N/A not applicable, 1 strong, 2 moderate, 3 weak

Sports Betting and Sociodemographic Characteristics

Sports betting was highly associated with sex, with males being more likely to participate in sports-betting and fantasy-sports leagues (Håkansson et al., 2017; Marchica & Derevensky, 2016; Martin & Nelson, 2014; Richard et al., 2019). Differences have also been reported between males and females in the association between sports betting and substance use. While in the case of females, this association seems to be relatively weak, for males it appears to be particularly strong (Baggio et al., 2018). Regarding age, Marchica et al. (2017) observed that students aged 16–19 years were more likely to exhibit features of problem gambling when they engaged in sports-related gambling regularly, compared with younger adolescents aged 13–15 years.

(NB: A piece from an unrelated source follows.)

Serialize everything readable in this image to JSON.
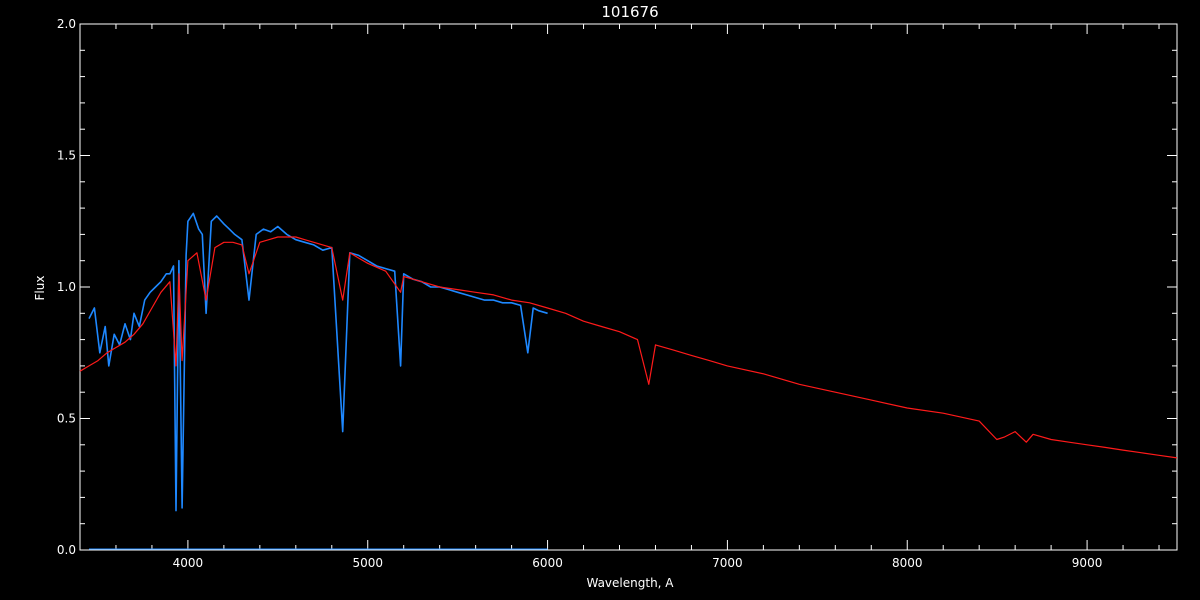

Numerous attempts have also been made to define a phenotype related to sports betting by considering multiple sociodemographic variables together. Findings suggest that individuals engaging in sports betting are more likely to be male, single, and younger than non-sports-betting individuals (Cooper et al., 2021). They are also more likely to be college-educated, have full-time jobs with higher salaries, and report betting a higher percentage of their monthly incomes (Cooper et al., 2021). In a predictive model of sports betting delineated by DiCicco-Bloom and Romer (2012), non-Hispanic Black ethnicity was a significant statistical predictor of sports betting, as well as having a friend who gambles or approves of one’s gambling. Jiménez-Murcia et al. (2021) reported that being male, younger, engaging in more frequent sports betting, and presenting higher impulsivity and lower self-directedness levels, among other measures, were factors increasing the risk of online sports betting. The highest frequency of sports betting was observed in males, with high social status and low education levels also being implicated (Jiménez-Murcia et al., 2021).

Granero et al. (2020) identified two latent clusters of sports betting. Cluster 1 included individuals most involved in online sports betting. This group was characterized by being younger and unmarried, having a lower socioeconomic status, engaging in gambling activities early in life, reporting higher gambling-related debts, and reporting more substance-use disorders, worse psychopathology and dysfunctional personality traits. Cluster 2 included individuals less involved in online sports betting. These individuals were older, mostly married or with a stable partner, and were of higher socioeconomic status.

Sports Betting and Gambling-Related Variables

Problem and Disordered Gambling Severity

A significant association between sports betting and problem gambling was reported in most studies (Baggio et al., 2018; Lopez-Gonzalez et al., 2020; Nweze et al., 2020; Russell et al., 2019a, 2019b). Cooper et al. (2021) observed that, compared to non-sports-betting individuals, those betting on sports were more likely to report problem gambling, and this could be related to group differences in attitudes towards gambling, cognitive distortions, gambling motivations or the number of gambling activities performed. Similarly, Gainsbury et al. (2019) reported a positive correlation between a higher frequency of online sports betting and problem gambling. In this vein, Bodor et al. (2018) reported that participants with alcohol use disorder who reported a higher frequency of sports betting were more likely to exhibit at-risk/problem gambling or to have GD. In DiCicco-Bloom and Romer’s study (2012), symptoms of GD including tolerance and worry were statistically predictive of sports betting, while withdrawal and subjective loss of control were not.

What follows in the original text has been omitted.